Buchstäblich brandgefährlich und deshalb verboten ist es in der jetzigen Trockenheit, im Wald Feuer zu entfachen. Das Laub und der Boden sind spindeldürr, das grüne Kraut zwischen den Bäumen täuscht Feuchtigkeit vor, die nicht vorhanden ist. Zusammen mit etwas Wind genügen ein paar Funken, um einen Flächenbrand auszulösen.

«Wir stellen fest, dass sich die Leute an das Feuerverbot halten», lobt Staubli. Das ist nicht selbstverständlich, weil jetzt, mit der Coronakrise, Wald und Wild deutlich stärker durch die Anwesenheit von Menschen belastet werden (die AZ berichtete). An vielen Rastplätzen mit Feuerstellen wird nicht nur auf das Feuerverbot hingewiesen, sondern auch auf die Abstandsregeln des Bundes.

Mit zunehmenden Freizeitaktivitäten und geschwächten Bäumen drängen sich plötzlich weitere Fragen auf. Wer, beispielsweise, haftet, wenn bei einem Baum ein trockener Ast abbricht und auf eine Waldspielgruppe fällt? Wie viel Freizeitaktivität verträgt der Wald überhaupt? Oder sind die Ansprüche der Öffentlichkeit an den Wald in irgendeiner Form den Waldbesitzern abzugelten? «Es sind Aspekte, die mit den Veränderungen im Wald zunehmend an Bedeutung gewinnen.»

Es sind schliesslich ebenso wirtschaftliche Fragen, die Waldbesitzer und Förster in der aktuellen Trockenheitsperiode umtreiben.
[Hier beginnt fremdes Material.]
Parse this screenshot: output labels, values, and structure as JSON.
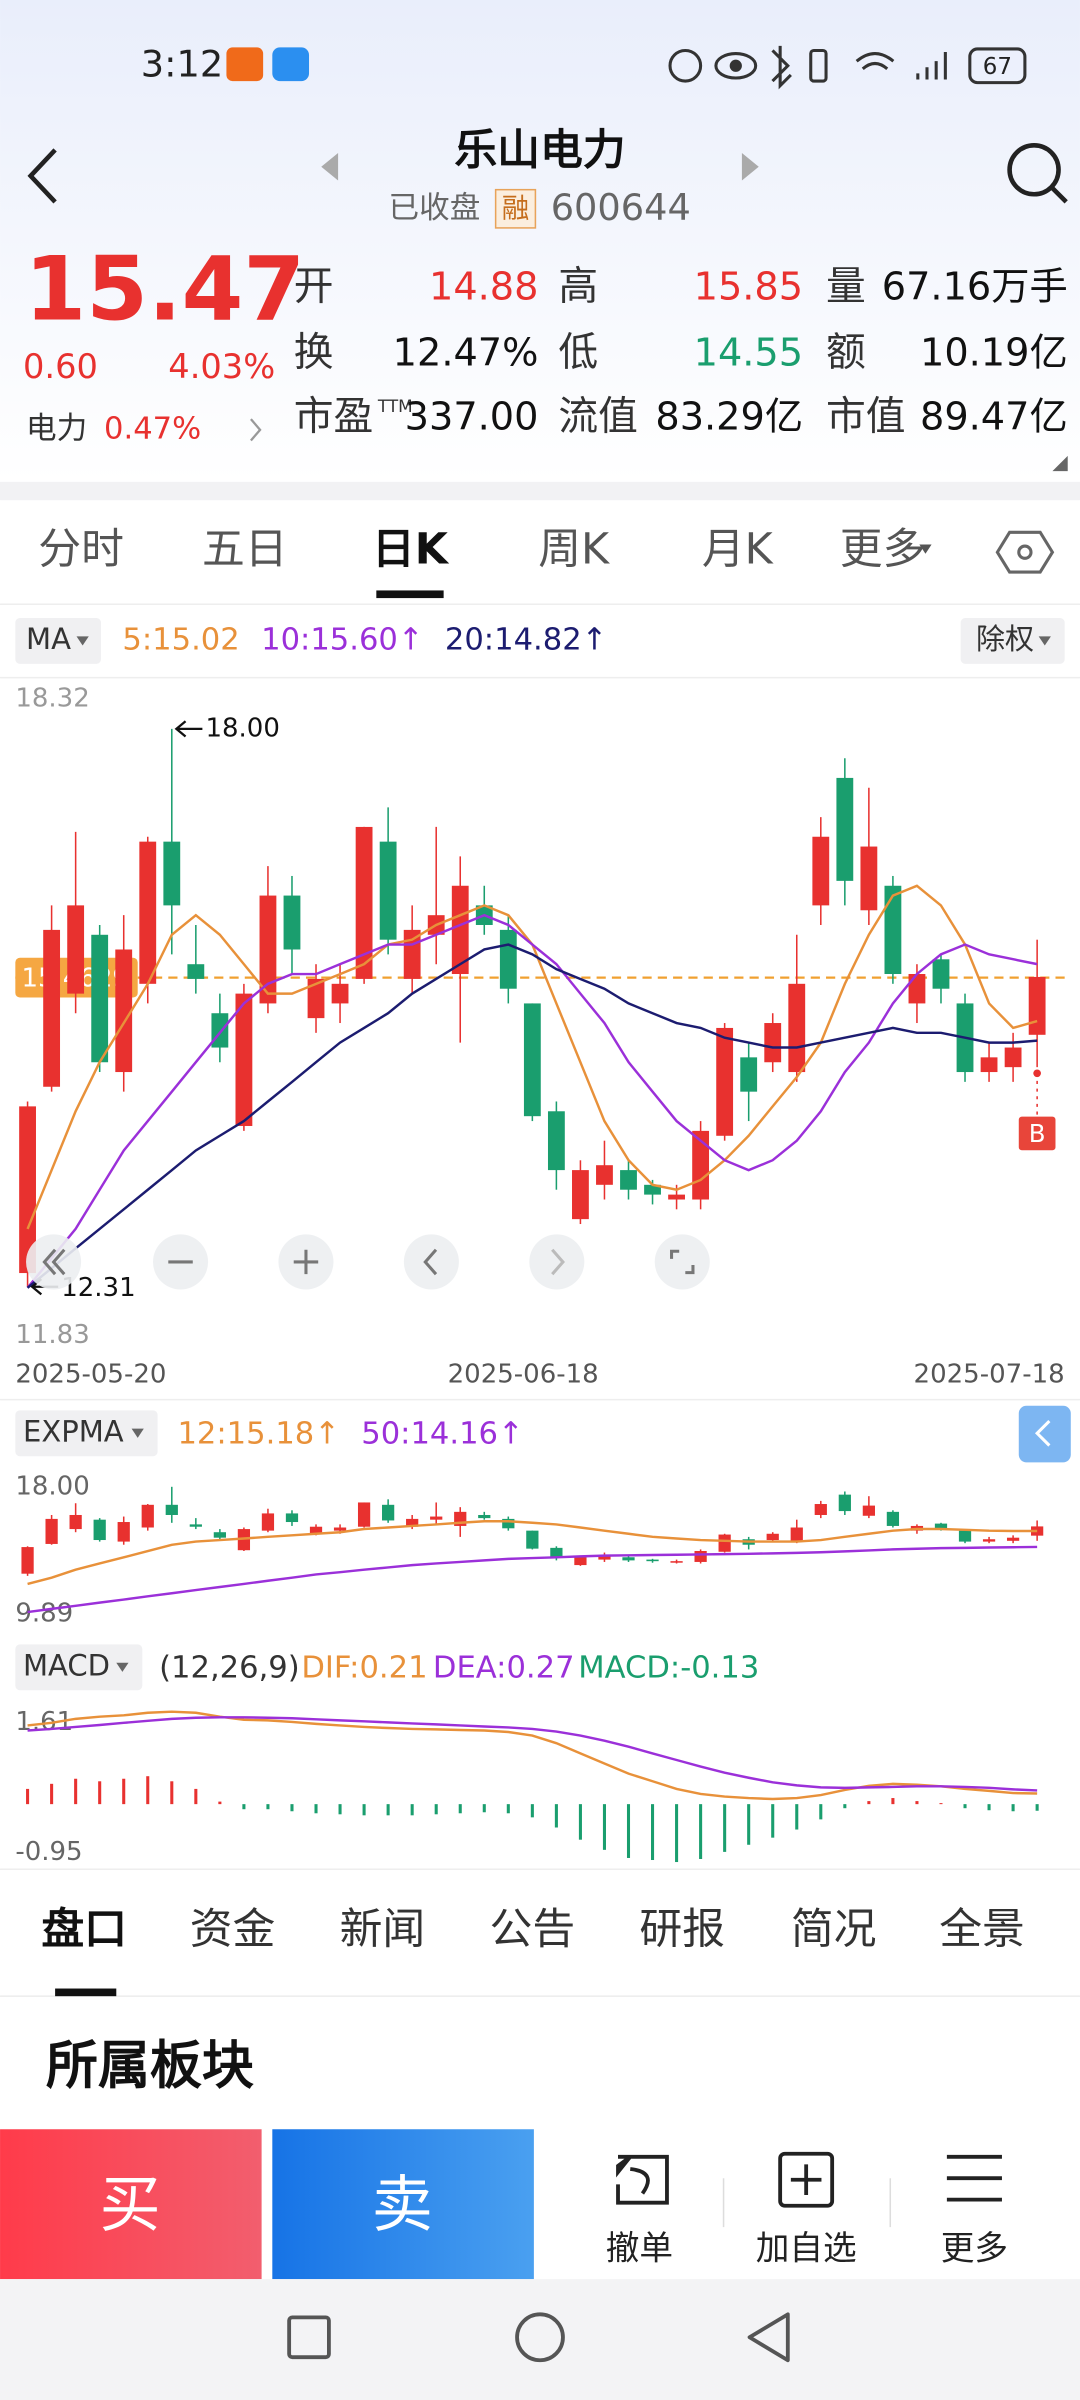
{
  "status_bar": {
    "time": "3:12",
    "battery": "67"
  },
  "header": {
    "title": "乐山电力",
    "status": "已收盘",
    "margin_tag": "融",
    "code": "600644"
  },
  "quote": {
    "price": "15.47",
    "change": "0.60",
    "change_pct": "4.03%",
    "sector": "电力",
    "sector_pct": "0.47%",
    "fields": [
      {
        "label": "开",
        "value": "14.88",
        "color": "#e8312f"
      },
      {
        "label": "高",
        "value": "15.85",
        "color": "#e8312f"
      },
      {
        "label": "量",
        "value": "67.16万手",
        "color": "#111111"
      },
      {
        "label": "换",
        "value": "12.47%",
        "color": "#111111"
      },
      {
        "label": "低",
        "value": "14.55",
        "color": "#1a9e6e"
      },
      {
        "label": "额",
        "value": "10.19亿",
        "color": "#111111"
      },
      {
        "label": "市盈",
        "sup": "TTM",
        "value": "337.00",
        "color": "#111111"
      },
      {
        "label": "流值",
        "value": "83.29亿",
        "color": "#111111"
      },
      {
        "label": "市值",
        "value": "89.47亿",
        "color": "#111111"
      }
    ]
  },
  "period_tabs": [
    "分时",
    "五日",
    "日K",
    "周K",
    "月K",
    "更多"
  ],
  "ma_legend": {
    "selector": "MA",
    "items": [
      {
        "text": "5:15.02",
        "color": "#e8913a"
      },
      {
        "text": "10:15.60↑",
        "color": "#9b30d9"
      },
      {
        "text": "20:14.82↑",
        "color": "#1c1c70"
      }
    ],
    "adjust": "除权"
  },
  "kline": {
    "ylim": [
      11.83,
      18.32
    ],
    "ref_line": 15.4629,
    "high_label": "18.00",
    "low_label": "12.31",
    "signal": "B",
    "xticks": [
      "2025-05-20",
      "2025-06-18",
      "2025-07-18"
    ],
    "up_color": "#e8312f",
    "down_color": "#1a9e6e",
    "open": [
      12.45,
      14.35,
      15.3,
      15.9,
      14.5,
      15.4,
      16.85,
      15.6,
      15.1,
      13.95,
      15.2,
      16.3,
      15.05,
      15.2,
      15.45,
      16.85,
      15.45,
      15.9,
      15.5,
      16.2,
      15.95,
      15.2,
      14.1,
      13.0,
      13.35,
      13.5,
      13.35,
      13.2,
      13.2,
      13.85,
      14.65,
      14.6,
      14.5,
      16.2,
      17.5,
      16.15,
      16.4,
      15.2,
      15.65,
      15.2,
      14.5,
      14.55,
      14.88
    ],
    "high": [
      14.2,
      16.2,
      16.95,
      16.0,
      16.1,
      16.9,
      18.0,
      16.0,
      15.3,
      15.4,
      16.6,
      16.5,
      15.6,
      15.6,
      17.0,
      17.2,
      16.2,
      17.0,
      16.7,
      16.4,
      16.1,
      15.2,
      14.2,
      13.6,
      13.8,
      13.6,
      13.4,
      13.35,
      14.0,
      15.0,
      14.8,
      15.1,
      15.9,
      17.1,
      17.7,
      17.4,
      16.5,
      15.6,
      15.7,
      15.3,
      14.8,
      14.9,
      15.85
    ],
    "low": [
      12.31,
      14.3,
      15.1,
      14.5,
      14.3,
      15.2,
      15.7,
      15.3,
      14.6,
      13.9,
      15.1,
      15.5,
      14.9,
      15.0,
      15.4,
      15.7,
      15.3,
      15.6,
      14.8,
      15.9,
      15.2,
      14.0,
      13.3,
      12.95,
      13.2,
      13.2,
      13.15,
      13.1,
      13.1,
      13.8,
      14.0,
      14.5,
      14.4,
      16.0,
      16.2,
      16.0,
      15.4,
      15.0,
      15.2,
      14.4,
      14.4,
      14.4,
      14.55
    ],
    "close": [
      14.15,
      15.95,
      16.2,
      14.6,
      15.75,
      16.85,
      16.2,
      15.45,
      14.75,
      15.3,
      16.3,
      15.75,
      15.45,
      15.4,
      17.0,
      15.85,
      15.95,
      16.1,
      16.4,
      16.0,
      15.35,
      14.05,
      13.5,
      13.5,
      13.55,
      13.3,
      13.25,
      13.25,
      13.9,
      14.95,
      14.3,
      15.0,
      15.4,
      16.9,
      16.45,
      16.8,
      15.5,
      15.5,
      15.35,
      14.5,
      14.65,
      14.75,
      15.47
    ],
    "ma5": [
      12.9,
      13.5,
      14.1,
      14.6,
      15.0,
      15.4,
      15.9,
      16.1,
      15.9,
      15.6,
      15.3,
      15.3,
      15.4,
      15.5,
      15.6,
      15.8,
      15.85,
      16.0,
      16.1,
      16.2,
      16.1,
      15.8,
      15.2,
      14.6,
      14.0,
      13.6,
      13.35,
      13.3,
      13.4,
      13.6,
      13.85,
      14.15,
      14.45,
      14.8,
      15.4,
      15.9,
      16.3,
      16.4,
      16.2,
      15.8,
      15.2,
      14.95,
      15.02
    ],
    "ma10": [
      12.3,
      12.6,
      12.9,
      13.3,
      13.7,
      14.0,
      14.3,
      14.6,
      14.9,
      15.2,
      15.4,
      15.5,
      15.5,
      15.6,
      15.7,
      15.8,
      15.8,
      15.9,
      16.0,
      16.1,
      16.0,
      15.8,
      15.6,
      15.3,
      15.0,
      14.6,
      14.3,
      14.0,
      13.8,
      13.6,
      13.5,
      13.6,
      13.8,
      14.1,
      14.5,
      14.8,
      15.2,
      15.5,
      15.7,
      15.8,
      15.7,
      15.65,
      15.6
    ],
    "ma20": [
      12.3,
      12.5,
      12.7,
      12.9,
      13.1,
      13.3,
      13.5,
      13.7,
      13.85,
      14.0,
      14.2,
      14.4,
      14.6,
      14.8,
      14.95,
      15.1,
      15.3,
      15.45,
      15.6,
      15.75,
      15.8,
      15.7,
      15.55,
      15.45,
      15.35,
      15.2,
      15.1,
      15.0,
      14.95,
      14.85,
      14.8,
      14.75,
      14.75,
      14.8,
      14.85,
      14.9,
      14.95,
      14.9,
      14.9,
      14.85,
      14.8,
      14.8,
      14.82
    ]
  },
  "expma": {
    "selector": "EXPMA",
    "items": [
      {
        "text": "12:15.18↑",
        "color": "#e8913a"
      },
      {
        "text": "50:14.16↑",
        "color": "#9b30d9"
      }
    ],
    "ylim": [
      9.89,
      18
    ],
    "yticks": [
      9.89,
      {
        "value": 18,
        "label": "18.00"
      }
    ],
    "expma12": [
      11.8,
      12.2,
      12.7,
      13.1,
      13.5,
      13.9,
      14.3,
      14.5,
      14.6,
      14.7,
      14.8,
      14.9,
      15.0,
      15.1,
      15.3,
      15.4,
      15.5,
      15.6,
      15.7,
      15.8,
      15.8,
      15.7,
      15.6,
      15.4,
      15.2,
      15.0,
      14.8,
      14.7,
      14.6,
      14.55,
      14.5,
      14.5,
      14.5,
      14.6,
      14.8,
      15.0,
      15.2,
      15.3,
      15.3,
      15.25,
      15.2,
      15.18,
      15.18
    ],
    "expma50": [
      10.0,
      10.2,
      10.4,
      10.6,
      10.8,
      11.0,
      11.2,
      11.4,
      11.6,
      11.8,
      12.0,
      12.2,
      12.4,
      12.55,
      12.7,
      12.85,
      13.0,
      13.1,
      13.2,
      13.3,
      13.4,
      13.45,
      13.5,
      13.55,
      13.6,
      13.62,
      13.64,
      13.66,
      13.68,
      13.7,
      13.72,
      13.75,
      13.78,
      13.82,
      13.88,
      13.94,
      14.0,
      14.04,
      14.08,
      14.1,
      14.12,
      14.14,
      14.16
    ]
  },
  "macd": {
    "selector": "MACD",
    "params": "(12,26,9)",
    "dif_label": "DIF:0.21",
    "dea_label": "DEA:0.27",
    "macd_label": "MACD:-0.13",
    "ylim": [
      -0.95,
      1.61
    ],
    "yticks": [
      -0.95,
      1.61
    ],
    "dif": [
      1.55,
      1.6,
      1.68,
      1.72,
      1.75,
      1.8,
      1.82,
      1.8,
      1.72,
      1.66,
      1.65,
      1.62,
      1.58,
      1.55,
      1.52,
      1.5,
      1.48,
      1.47,
      1.46,
      1.45,
      1.42,
      1.35,
      1.2,
      1.0,
      0.8,
      0.6,
      0.45,
      0.3,
      0.2,
      0.15,
      0.12,
      0.1,
      0.12,
      0.18,
      0.28,
      0.36,
      0.4,
      0.38,
      0.35,
      0.3,
      0.26,
      0.22,
      0.21
    ],
    "dea": [
      1.45,
      1.48,
      1.52,
      1.56,
      1.6,
      1.64,
      1.68,
      1.7,
      1.71,
      1.71,
      1.7,
      1.69,
      1.67,
      1.65,
      1.63,
      1.61,
      1.59,
      1.57,
      1.55,
      1.53,
      1.51,
      1.48,
      1.43,
      1.35,
      1.25,
      1.13,
      1.0,
      0.87,
      0.74,
      0.62,
      0.52,
      0.43,
      0.37,
      0.33,
      0.32,
      0.33,
      0.34,
      0.35,
      0.35,
      0.34,
      0.32,
      0.29,
      0.27
    ],
    "hist": [
      0.3,
      0.4,
      0.5,
      0.45,
      0.5,
      0.55,
      0.45,
      0.3,
      0.05,
      -0.1,
      -0.1,
      -0.14,
      -0.18,
      -0.2,
      -0.22,
      -0.22,
      -0.22,
      -0.2,
      -0.18,
      -0.16,
      -0.18,
      -0.26,
      -0.46,
      -0.7,
      -0.9,
      -1.06,
      -1.1,
      -1.14,
      -1.08,
      -0.94,
      -0.8,
      -0.66,
      -0.5,
      -0.3,
      -0.08,
      0.06,
      0.12,
      0.06,
      0.02,
      -0.08,
      -0.12,
      -0.14,
      -0.13
    ]
  },
  "bottom_tabs": [
    "盘口",
    "资金",
    "新闻",
    "公告",
    "研报",
    "简况",
    "全景"
  ],
  "section_title": "所属板块",
  "actions": {
    "buy": "买",
    "sell": "卖",
    "cancel": "撤单",
    "watch": "加自选",
    "more": "更多"
  }
}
Die letzten Stürme haben zahlreiche geschwächte Bäume gefällt, wegen des Borkenkäfers müssen viele Bäume geschlagen werden, obwohl die Nachfrage nach Stammholz sehr stark eingebrochen ist. «Wir haben ein Überangebot an Holz, was die Preise entsprechend drückt», weiss Staubli.
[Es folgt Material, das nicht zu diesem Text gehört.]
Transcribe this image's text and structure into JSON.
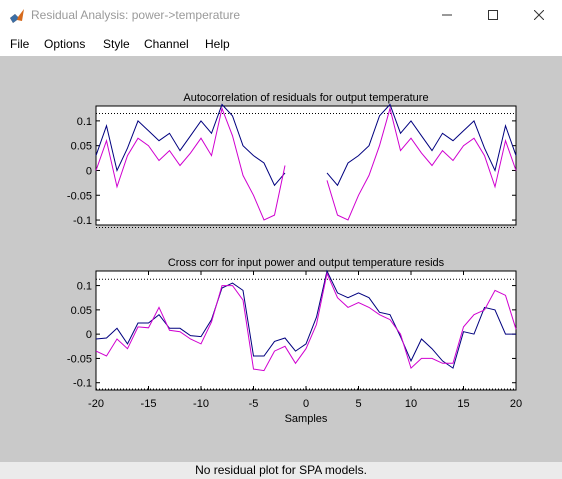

Zurzeit sei nur eine knapp kostendeckende Vermarktung möglich. Verschärft hat die Situation, dass mit der Coronakrise die grossen Sägereien einen Annahmestopp verfügt haben. Das Käferholz wird jetzt gelagert – mindestens 500 Meter vom nächsten Waldstück entfernt, damit nicht noch weitere Bäume befallen werden.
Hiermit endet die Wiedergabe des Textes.